We sell a large product line of packaged amplifiers, primarily for use as LO buffer amplifiers, but that can also be used as general purpose gain blocks. While we don’t design the actual amplifier chips, our expertise is in selecting and packaging these chips to provide easy and guaranteed performance from very low (kHz) to microwave frequencies. Amplifiers can be tricky to deal with, since they generate a large amount of RF power and heat, and use MMIC amplifier chips that can break when not used properly. Here are some guidelines for using Marki Microwave amplifiers:
- Always bias the negative port first: This is because the negative voltage is required to pinch off the gate voltage and ensure that the positive current is limited. If the negative voltage is removed the positive current will flow unimpeded, causing the amplifier to heat up until it burns. This is the easiest way to break a Marki amplifier.
- Only operate the amplifier with a matched load on the output: If the amplifier is run with the output open or shorted, the power has no place to go, and the reflected power may (or may not) burn out the chip. In fact, if you are performing an experiment where the circuit might open or short then measures must be taken to protect the amplifier from the reflection, such as adding an attenuator or circulator.
- Obey the datasheet levels for input power: Providing too much input power will cause the amplifier to clip excessively, and may cause damage.
- Provide some type of heat sinking: Our connectorized amplifiers will operate properly in a room temperature environment with just cabling to remove the heat. If in a heated environment the amplifier will need some way to dissipate heat. For surface mount units make sure that the ground pad has sufficient heat sinking capability to a good chassis or case.
In addition to these precautions to avoid damage, there are some further considerations to optimize performance of the amps:
- For linear operation, input to the amplifier should be below around -15 dBm.
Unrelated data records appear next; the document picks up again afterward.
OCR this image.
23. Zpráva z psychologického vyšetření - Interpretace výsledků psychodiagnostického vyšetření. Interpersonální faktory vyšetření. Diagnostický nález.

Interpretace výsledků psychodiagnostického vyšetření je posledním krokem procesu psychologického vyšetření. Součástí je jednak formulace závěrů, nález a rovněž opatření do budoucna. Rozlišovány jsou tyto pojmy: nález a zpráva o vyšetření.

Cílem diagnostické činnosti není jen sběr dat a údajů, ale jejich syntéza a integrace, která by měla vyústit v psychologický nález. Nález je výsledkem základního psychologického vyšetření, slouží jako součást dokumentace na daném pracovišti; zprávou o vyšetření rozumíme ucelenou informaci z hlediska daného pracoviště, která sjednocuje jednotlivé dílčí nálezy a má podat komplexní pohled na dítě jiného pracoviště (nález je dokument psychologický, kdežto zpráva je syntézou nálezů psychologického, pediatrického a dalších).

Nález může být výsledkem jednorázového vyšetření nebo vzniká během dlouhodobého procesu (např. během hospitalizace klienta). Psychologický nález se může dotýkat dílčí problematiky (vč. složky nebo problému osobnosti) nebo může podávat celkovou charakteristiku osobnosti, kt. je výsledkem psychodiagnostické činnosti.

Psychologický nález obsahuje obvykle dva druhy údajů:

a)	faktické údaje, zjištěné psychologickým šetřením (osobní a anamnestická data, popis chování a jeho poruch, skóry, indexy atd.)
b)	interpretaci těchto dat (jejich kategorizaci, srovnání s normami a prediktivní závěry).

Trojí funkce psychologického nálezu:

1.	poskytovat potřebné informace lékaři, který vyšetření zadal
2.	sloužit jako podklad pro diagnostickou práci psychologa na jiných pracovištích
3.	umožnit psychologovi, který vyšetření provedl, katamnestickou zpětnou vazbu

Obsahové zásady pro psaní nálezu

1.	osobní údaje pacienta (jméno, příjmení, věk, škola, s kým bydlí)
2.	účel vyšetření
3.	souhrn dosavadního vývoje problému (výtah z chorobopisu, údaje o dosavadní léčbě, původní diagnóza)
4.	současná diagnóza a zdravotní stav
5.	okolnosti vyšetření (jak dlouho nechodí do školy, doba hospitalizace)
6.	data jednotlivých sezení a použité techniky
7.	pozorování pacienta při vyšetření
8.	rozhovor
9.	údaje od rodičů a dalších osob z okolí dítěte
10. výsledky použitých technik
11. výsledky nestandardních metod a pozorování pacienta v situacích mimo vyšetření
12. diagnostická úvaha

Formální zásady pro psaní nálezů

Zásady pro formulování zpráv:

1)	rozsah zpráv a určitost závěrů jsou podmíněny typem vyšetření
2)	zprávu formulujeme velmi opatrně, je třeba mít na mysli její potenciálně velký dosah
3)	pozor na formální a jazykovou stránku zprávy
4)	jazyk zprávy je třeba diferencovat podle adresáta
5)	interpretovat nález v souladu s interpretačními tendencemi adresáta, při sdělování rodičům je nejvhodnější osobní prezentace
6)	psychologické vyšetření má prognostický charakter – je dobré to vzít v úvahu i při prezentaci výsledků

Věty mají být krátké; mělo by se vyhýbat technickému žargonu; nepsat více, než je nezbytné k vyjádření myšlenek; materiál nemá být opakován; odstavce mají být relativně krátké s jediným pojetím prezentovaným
This is variable with the gain of the amp, but typically non-linear saturation effects occur around this level. These can be seen with an oscilloscope as clipping of a sine wave, or on a spectrum analyzer as creation of harmonic products (particularly odd harmonics).
- For square wave operation, such as for driving a T3, drive the amplifier at the minimum recommended input power level to ensure clipping and good square wave generation. This can also be seen on an oscilloscope. For T3 optimization the desired goal is to minimize the rise/fall time of the signal.
about the amplifier AP-10 ,whether is it necessary to add a bias tee to provide the DC Voltage or direct connect the amplifier to DC Voltage ?
What is the voltage tolerance on the -5V supply for a A-2050 amplifier ?
I would guess that the tolerance is pretty loose. Since the current draw varies with input power and frequency of the RF signal, the negative bias should ideally be set to maintain the positive drain current near the recommended 330 mA range. Internally the gate voltage is passed through a resistor to create a voltage divider, so that any voltage noise or variation on the -5V supply will be attenuated by the time it gets to the amplifier chip.
I bought the amplifier A-0010EZP ( connectorized version). I see it has 3 apart from RFin and RFout. I understand that 2 of these 3 pins are for dual bias. What is the third pin for? Is it ground ? What is the recommended square swing at the input if I intend to amplify pulses ?
Good question. The pins are for positive bias, negative bias, and the last one is the ground lug. It attaches to the chassis ground of the part. Always make sure that the amplifier is grounded to your power supply ground before use, or you will see bizarre behavior.